2.  In accordance with paragraph 5 of these Commitments, the Divestment Programs
    comprise:
(a) All intangible assets owned by UTC or Affiliated Undertakings at the Effective Date,
    including all UTC’s rights in intellectual property, research data generated in the
    course of business, patents, invention disclosures, research results, and know-how,
    necessary to continue R&D efforts on the […] Oxygen Program and the […] Oxygen
    Program. In particular, UTC’s intangible assets to be transferred include all patents
    and patent applications listed in Confidential Annex – Oxygen – 4.
(b) All research and development contracts relating to the Divestment Programs and
    necessary to continue R&D efforts on the […] Oxygen Program and the […] Oxygen
    Program, entered into by UTC prior to Closing. In particular, UTC will make best
    efforts to either assign any existing contracts with the partner universities involved in
    the […] Oxygen Program (including the […] identified in Confidential Annex –
    Oxygen – 2), and the […] Oxygen Program (including the agreement with […]
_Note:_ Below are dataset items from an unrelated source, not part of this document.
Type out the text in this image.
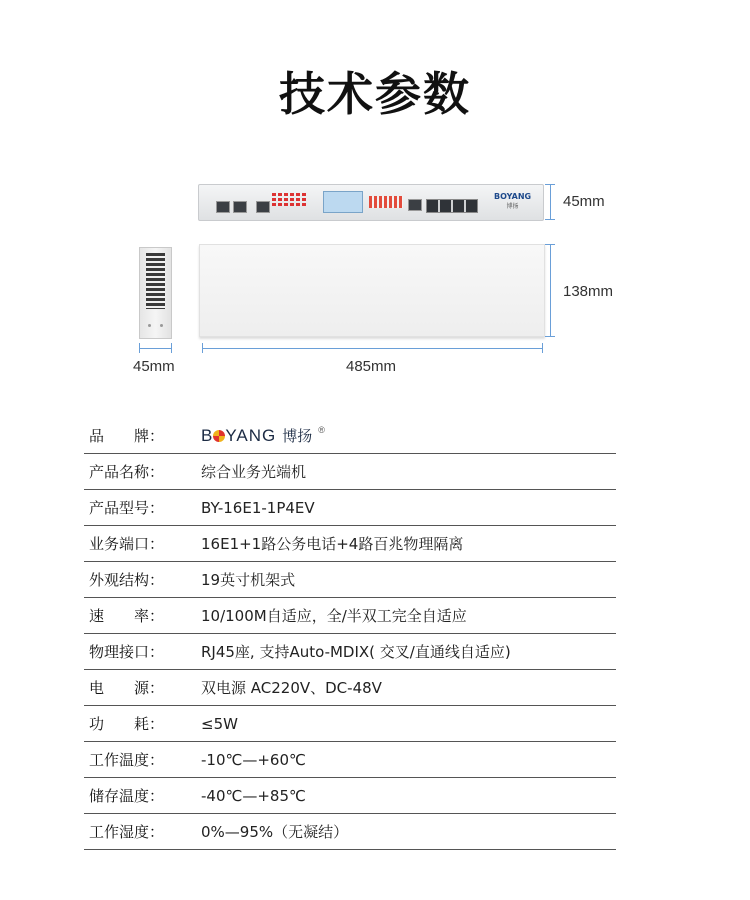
技术参数
BOYANG
博扬	45mm
138mm
45mm	485mm
品　　牌：	B YANG 博扬 ®
产品名称：	综合业务光端机
产品型号：	BY-16E1-1P4EV
业务端口：	16E1+1路公务电话+4路百兆物理隔离
外观结构：	19英寸机架式
速　　率：	10/100M自适应，全/半双工完全自适应
物理接口：	RJ45座, 支持Auto-MDIX( 交叉/直通线自适应)
电　　源：	双电源 AC220V、DC-48V
功　　耗：	≤5W
工作温度：	-10℃—+60℃
储存温度：	-40℃—+85℃
工作湿度：	0%—95%（无凝结）
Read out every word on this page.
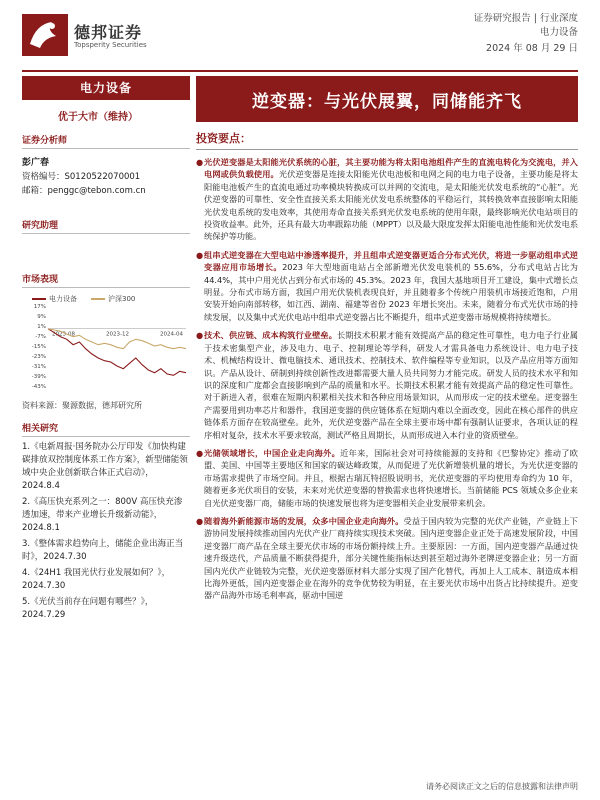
德邦证券
Topsperity Securities
证券研究报告 | 行业深度
电力设备
2024 年 08 月 29 日
电力设备
优于大市（维持）
证券分析师
彭广春
资格编号：S0120522070001
邮箱：penggc@tebon.com.cn
研究助理
市场表现
电力设备	沪深300
17%
9%
1%
-7%
-15%
-23%
-31%
-39%
-43%
2023-08	2023-12	2024-04
资料来源：聚源数据，德邦研究所
相关研究
1.《电新周报·国务院办公厅印发《加快构建碳排放双控制度体系工作方案》，新型储能领域中央企业创新联合体正式启动》，2024.8.4
2.《高压快充系列之一：800V 高压快充渗透加速，带来产业增长升级新动能》，2024.8.1
3.《整体需求趋势向上，储能企业出海正当时》，2024.7.30
4.《24H1 我国光伏行业发展如何？》，2024.7.30
5.《光伏当前存在问题有哪些？》，2024.7.29
逆变器：与光伏展翼，同储能齐飞
投资要点：
● 光伏逆变器是太阳能光伏系统的心脏，其主要功能为将太阳电池组件产生的直流电转化为交流电，并入电网或供负载使用。光伏逆变器是连接太阳能光伏电池板和电网之间的电力电子设备，主要功能是将太阳能电池板产生的直流电通过功率模块转换成可以并网的交流电，是太阳能光伏发电系统的“心脏”。光伏逆变器的可靠性、安全性直接关系太阳能光伏发电系统整体的平稳运行，其转换效率直接影响太阳能光伏发电系统的发电效率，其使用寿命直接关系到光伏发电系统的使用年限，最终影响光伏电站项目的投资收益率。此外，还具有最大功率跟踪功能（MPPT）以及最大限度发挥太阳能电池性能和光伏发电系统保护等功能。
● 组串式逆变器在大型电站中渗透率提升，并且组串式逆变器更适合分布式光伏，将进一步驱动组串式逆变器应用市场增长。2023 年大型地面电站占全部新增光伏发电装机的 55.6%，分布式电站占比为 44.4%，其中户用光伏占到分布式市场的 45.3%。2023 年，我国大基地项目开工建设，集中式增长点明显。分布式市场方面，我国户用光伏装机表现良好，并且随着多个传统户用装机市场接近饱和，户用安装开始向南部转移，如江西、湖南、福建等省份 2023 年增长突出。未来，随着分布式光伏市场的持续发展，以及集中式光伏电站中组串式逆变器占比不断提升，组串式逆变器市场规模将持续增长。
● 技术、供应链、成本构筑行业壁垒。长期技术积累才能有效提高产品的稳定性可靠性，电力电子行业属于技术密集型产业，涉及电力、电子、控制理论等学科，研发人才需具备电力系统设计、电力电子技术、机械结构设计、微电脑技术、通讯技术、控制技术、软件编程等专业知识，以及产品应用等方面知识。产品从设计、研制到持续创新性改进都需要大量人员共同努力才能完成。研发人员的技术水平和知识的深度和广度都会直接影响到产品的质量和水平。长期技术积累才能有效提高产品的稳定性可靠性。对于新进入者，很难在短期内积累相关技术和各种应用场景知识，从而形成一定的技术壁垒。逆变器生产需要用到功率芯片和器件，我国逆变器的供应链体系在短期内难以全面改变，因此在核心部件的供应链体系方面存在较高壁垒。此外，光伏逆变器产品在全球主要市场中都有强制认证要求，各项认证的程序相对复杂，技术水平要求较高，测试严格且周期长，从而形成进入本行业的资质壁垒。
● 光储领域增长，中国企业走向海外。近年来，国际社会对可持续能源的支持和《巴黎协定》推动了欧盟、美国、中国等主要地区和国家的碳达峰政策，从而促进了光伏新增装机量的增长，为光伏逆变器的市场需求提供了市场空间。并且，根据古瑞瓦特招股说明书，光伏逆变器的平均使用寿命约为 10 年，随着更多光伏项目的安装，未来对光伏逆变器的替换需求也将快速增长。当前储能 PCS 领域众多企业来自光伏逆变器厂商，储能市场的快速发展也将为逆变器相关企业发展带来机会。
● 随着海外新能源市场的发展，众多中国企业走向海外。受益于国内较为完整的光伏产业链，产业链上下游协同发展持续推动国内光伏产业厂商持续实现技术突破。国内逆变器企业正处于高速发展阶段，中国逆变器厂商产品在全球主要光伏市场的市场份额持续上升。主要原因：一方面，国内逆变器产品通过快速升级迭代，产品质量不断获得提升，部分关键性能指标达到甚至超过海外老牌逆变器企业；另一方面国内光伏产业链较为完整，光伏逆变器原材料大部分实现了国产化替代，再加上人工成本、制造成本相比海外更低，国内逆变器企业在海外的竞争优势较为明显，在主要光伏市场中出货占比持续提升。逆变器产品海外市场毛利率高，驱动中国逆
请务必阅读正文之后的信息披露和法律声明
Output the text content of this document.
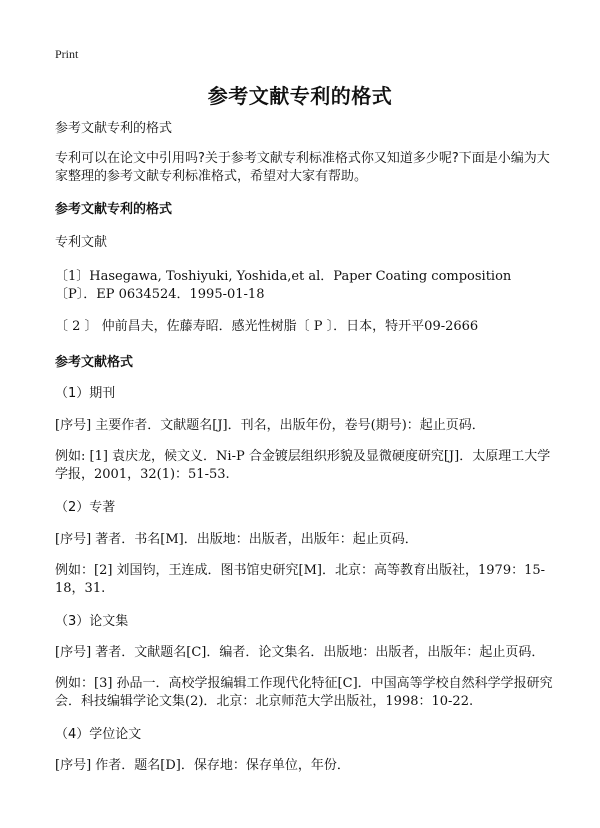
Print
参考文献专利的格式

参考文献专利的格式

专利可以在论文中引用吗?关于参考文献专利标准格式你又知道多少呢?下面是小编为大家整理的参考文献专利标准格式，希望对大家有帮助。

参考文献专利的格式

专利文献

〔1〕Hasegawa, Toshiyuki, Yoshida,et al．Paper Coating composition 〔P〕．EP 0634524．1995-01-18

〔 2 〕 仲前昌夫，佐藤寿昭．感光性树脂〔 P 〕．日本，特开平09-2666

参考文献格式

（1）期刊

[序号] 主要作者．文献题名[J]．刊名，出版年份，卷号(期号)：起止页码．

例如: [1] 袁庆龙，候文义．Ni-P 合金镀层组织形貌及显微硬度研究[J]．太原理工大学学报，2001，32(1)：51-53.

（2）专著

[序号] 著者．书名[M]．出版地：出版者，出版年：起止页码．

例如：[2] 刘国钧，王连成．图书馆史研究[M]．北京：高等教育出版社，1979：15-18，31.

（3）论文集

[序号] 著者．文献题名[C]．编者．论文集名．出版地：出版者，出版年：起止页码．

例如：[3] 孙品一．高校学报编辑工作现代化特征[C]．中国高等学校自然科学学报研究会．科技编辑学论文集(2)．北京：北京师范大学出版社，1998：10-22.

（4）学位论文

[序号] 作者．题名[D]．保存地：保存单位，年份．
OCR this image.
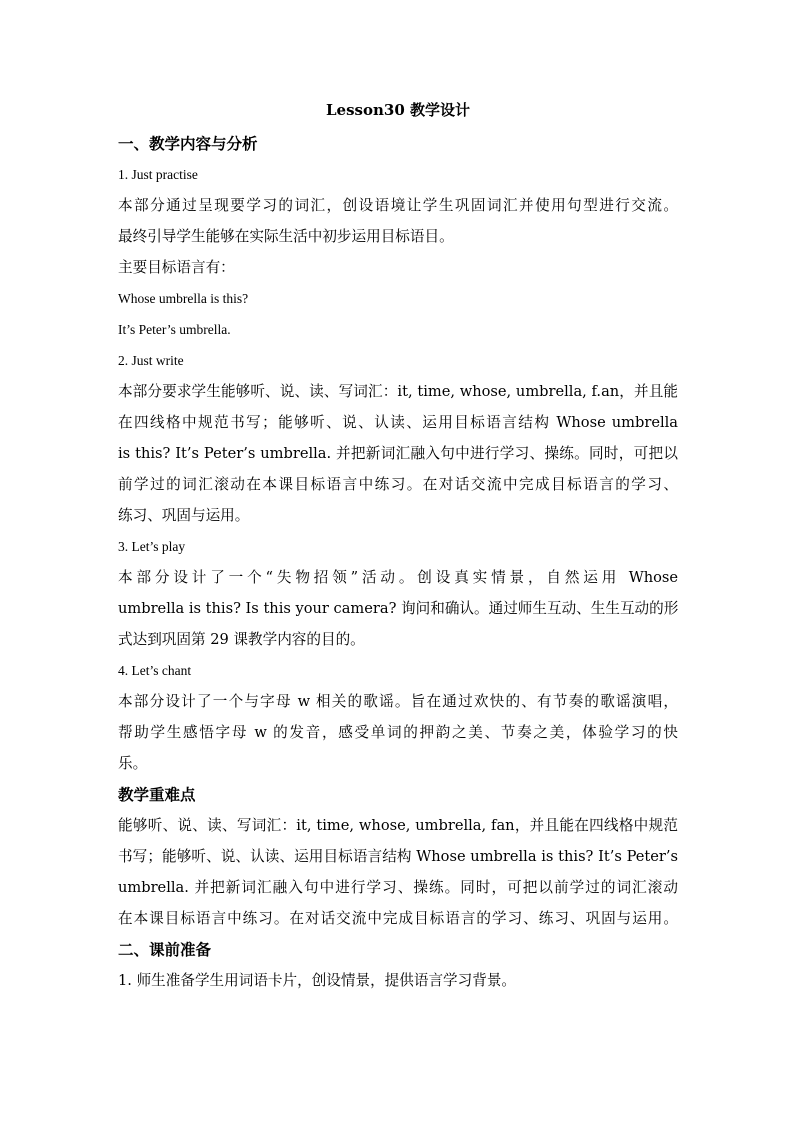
Lesson30 教学设计
一、教学内容与分析
1. Just practise
本部分通过呈现要学习的词汇，创设语境让学生巩固词汇并使用句型进行交流。
最终引导学生能够在实际生活中初步运用目标语目。
主要目标语言有：
Whose umbrella is this?
It’s Peter’s umbrella.
2. Just write
本部分要求学生能够听、说、读、写词汇：it, time, whose, umbrella, f.an，并且能
在四线格中规范书写；能够听、说、认读、运用目标语言结构 Whose umbrella
is this? It’s Peter’s umbrella. 并把新词汇融入句中进行学习、操练。同时，可把以
前学过的词汇滚动在本课目标语言中练习。在对话交流中完成目标语言的学习、
练习、巩固与运用。
3. Let’s play
本部分设计了一个“失物招领”活动。创设真实情景，自然运用 Whose
umbrella is this? Is this your camera? 询问和确认。通过师生互动、生生互动的形
式达到巩固第 29 课教学内容的目的。
4. Let’s chant
本部分设计了一个与字母 w 相关的歌谣。旨在通过欢快的、有节奏的歌谣演唱，
帮助学生感悟字母 w 的发音，感受单词的押韵之美、节奏之美，体验学习的快
乐。
教学重难点
能够听、说、读、写词汇：it, time, whose, umbrella, fan，并且能在四线格中规范
书写；能够听、说、认读、运用目标语言结构 Whose umbrella is this? It’s Peter’s
umbrella. 并把新词汇融入句中进行学习、操练。同时，可把以前学过的词汇滚动
在本课目标语言中练习。在对话交流中完成目标语言的学习、练习、巩固与运用。
二、课前准备
1. 师生准备学生用词语卡片，创设情景，提供语言学习背景。
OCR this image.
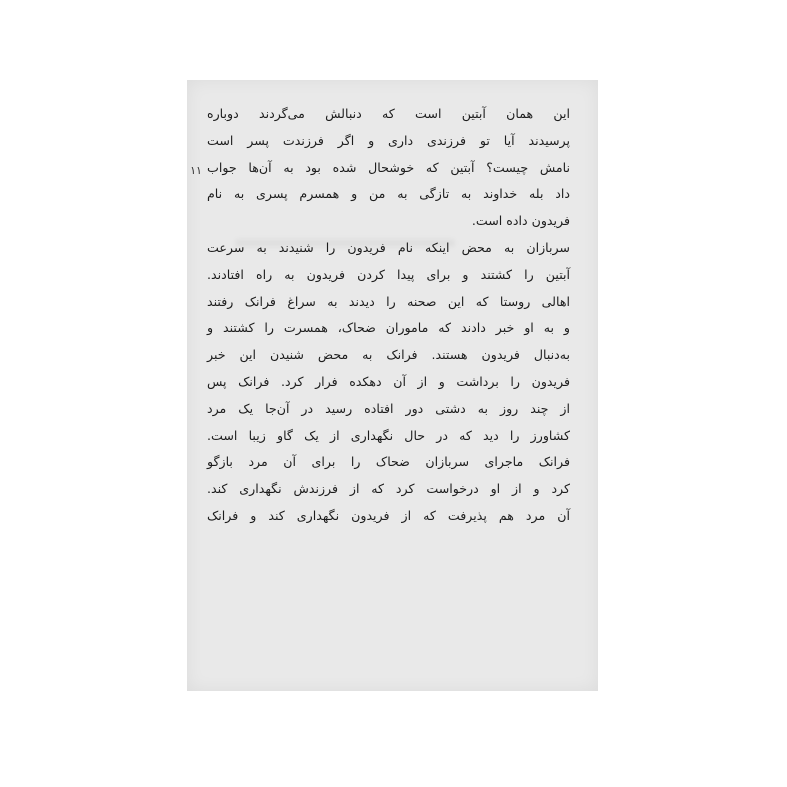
۱۱
این همان آبتین است که دنبالش می‌گردند دوباره
پرسیدند آیا تو فرزندی داری و اگر فرزندت پسر است
نامش چیست؟ آبتین که خوشحال شده بود به آن‌ها جواب
داد بله خداوند به تازگی به من و همسرم پسری به نام
فریدون داده است.
سربازان به محض اینکه نام فریدون را شنیدند به سرعت
آبتین را کشتند و برای پیدا کردن فریدون به راه افتادند.
اهالی روستا که این صحنه را دیدند به سراغ فرانک رفتند
و به او خبر دادند که ماموران ضحاک، همسرت را کشتند و
به‌دنبال فریدون هستند. فرانک به محض شنیدن این خبر
فریدون را برداشت و از آن دهکده فرار کرد. فرانک پس
از چند روز به دشتی دور افتاده رسید در آن‌جا یک مرد
کشاورز را دید که در حال نگهداری از یک گاو زیبا است.
فرانک ماجرای سربازان ضحاک را برای آن مرد بازگو
کرد و از او درخواست کرد که از فرزندش نگهداری کند.
آن مرد هم پذیرفت که از فریدون نگهداری کند و فرانک
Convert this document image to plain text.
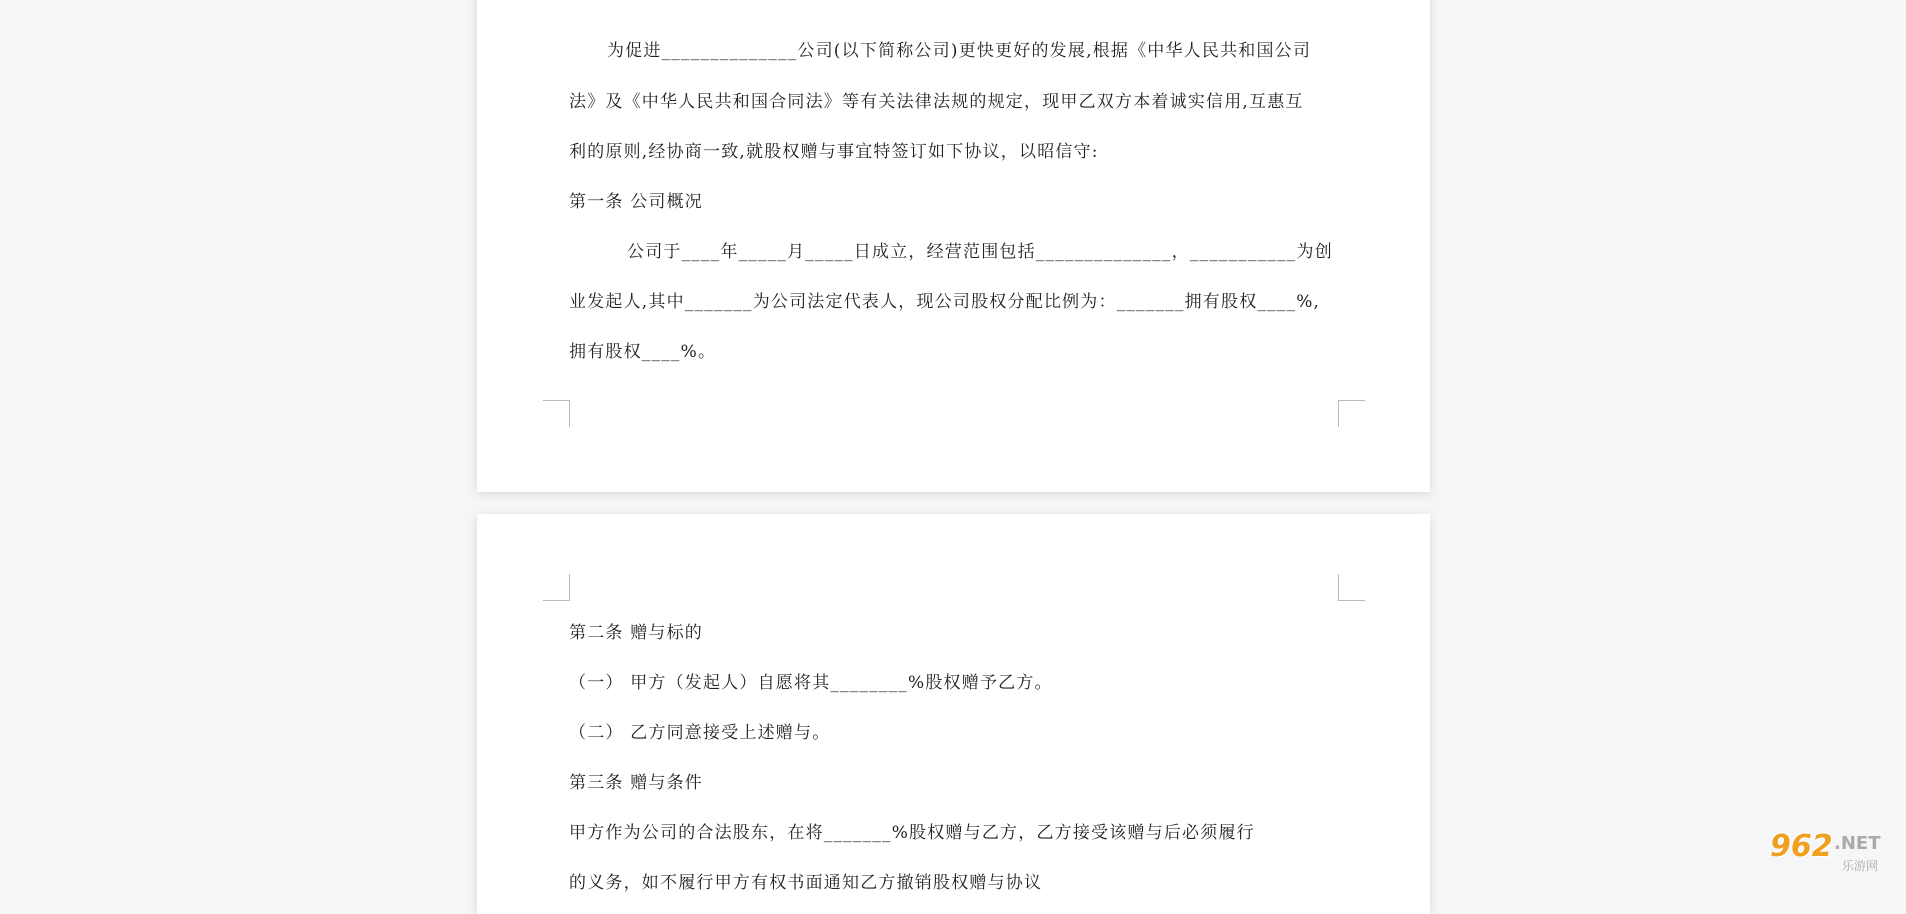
为促进______________公司(以下简称公司)更快更好的发展,根据《中华人民共和国公司
法》及《中华人民共和国合同法》等有关法律法规的规定，现甲乙双方本着诚实信用,互惠互
利的原则,经协商一致,就股权赠与事宜特签订如下协议，以昭信守:
第一条 公司概况
公司于____年_____月_____日成立，经营范围包括______________，___________为创
业发起人,其中_______为公司法定代表人，现公司股权分配比例为：_______拥有股权____%,
拥有股权____%。
第二条 赠与标的
（一） 甲方（发起人）自愿将其________%股权赠予乙方。
（二） 乙方同意接受上述赠与。
第三条 赠与条件
甲方作为公司的合法股东，在将_______%股权赠与乙方，乙方接受该赠与后必须履行
的义务，如不履行甲方有权书面通知乙方撤销股权赠与协议
962 .NET
乐游网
    identified in Confidential Annex – Oxygen – 3.3) to the Purchaser, as well as any
    future agreements with […] for additional oxygen-related research, or alternatively
    and at the Purchaser’s discretion, will make best efforts to terminate any existing
    contracts with the universities, as well as any new agreements with […], so as to
    provide the Purchaser with the ability to enter into new contracts with the partner
    universities or carry out the research concerning the […] Oxygen Program and […]
    Oxygen Program alone or with partners of its own choosing;
(c) The following Personnel and Key Personnel: the Divestment Programs’ […].
3.  The Divestment Programs shall not include:
(a) Any intangible assets owned by UTC that are used either exclusively or predominantly
    for activities other than those related to, and that are not necessary for the viability and
    competitiveness of, the […] Oxygen Program or the […] Oxygen Program.
(b) The employees who currently provide limited general engineering and project support
    to the Divestment Programs, or management oversight, and reflect the general non-
    specialized expertise that any qualified aerospace Purchaser would have and will not
    be transferred.
(c) Certain UTC employees assisting with the negotiation and signing of any agreements
    with […] for additional research in the […] Oxygen Program.
                                            14
 ---pagebreak---       (d)    Certain commercially available engineering software owned or licensed by UTC and
             used to analyse data generated by the Divestment Programs.
      4.     If there is any asset or personnel which is not covered by paragraph 2 of this Schedule
             but which is both used (exclusively or not) in the Divestment Programs and necessary
             for the continued viability and competitiveness of the Divestment Programs, that asset
             or adequate substitute will be offered to potential purchasers.